1, 2, 3, Into the nexus, A Crack in Time, Rift Apart and Deadlocked (in co-op), are probably the best.
beat the iron golem in sens fortress after putting the game down for a few weeks to replay fft + mgs3 and finish dds1. what a good game… i now possess a +15 pyro flame too!!!
anor londo is so cool… love these empty wide expanses of marble i could see how smth like this could be this overelaborately baroque area instead (which is what i feel like a lot of “soulslikes” (including my eternal rivals at bluepoint…) go for instead of like… the relative plainness of demons and dark souls)
I’m sick and my sleep schedule is wacked so I got up at like 3am and gambled like Hell in Yakuza 4. Made a cool mil with Tanimura B) very nice
Im very excited for the end-game content. There’s a few things I want to tidy up that I got locked out of finishing due to railroading such as collecting the Allies for Akiyama, completing Master’s training with Saejima and completing the coliseum with Saejima. I havent started Kiryu’s part but I plan on doing all the Gang Encounters, Komaki training and the coliseum.
As Ive played more Like A Dragon games I have become more thorough as opposed to less. I think that’s a testament to the games deepest strength and longevity.
Ive gotta make a tough decision as to whether or not I pre-order the upcoming Ishin… Also want to get the PS2 games again, I havent played them in years.

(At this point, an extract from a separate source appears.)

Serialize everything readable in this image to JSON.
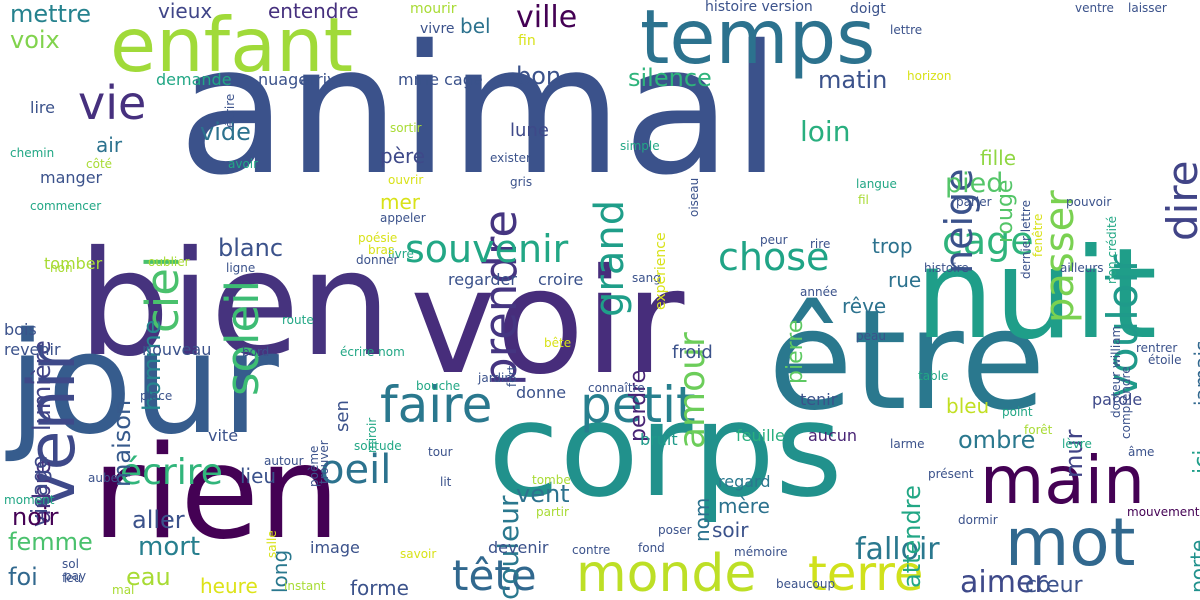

PS Plus Essential only comes with 20 titles in the Collection + the monthlies, you have to spring for Extra (to get some current titles) or Premium (to get the Classics)
also the 20 title Collection is going away in a few months so claim them all now
Needed a palate cleanser after the long and grueling task of beating Tactics Ogre remake, so I spent some time with Callisto Protocol. Feels good to dive back into a good ole fashioned, bone-headed American gaming experience. Josh Duhamel plays the lead which is cool but I think it would’ve owned if Jake or Logan Paul would’ve been cast instead. Those guys are boxers right? The battle system is essentially Punch-Out, so it would’ve been fun to see the Paul Brothers star in a game where they go toe-to-toe with roided-out humanoid freaks. Anyway, yea, after like 80 hours of Tactics Ogre I’m so ready to just stomp on some corpses and force-push mutants into giant spikes.
Puzzling Peaks EXE is a little puzzle platformer where you knock around a ball with rotating platforms to get it to a goal. It has a narrative about a corrupted video game or whatever but who cares. Pretty decent little game to play in short spurts on your phone while you are holding a sleeping baby at midnight.
It’s hard to even tell what the PlayStation collection games are, it all just seems mixed into the “catalog” you get for getting PS Plus Extra.
No idea how to take advantage of this thing before it vanishes next month!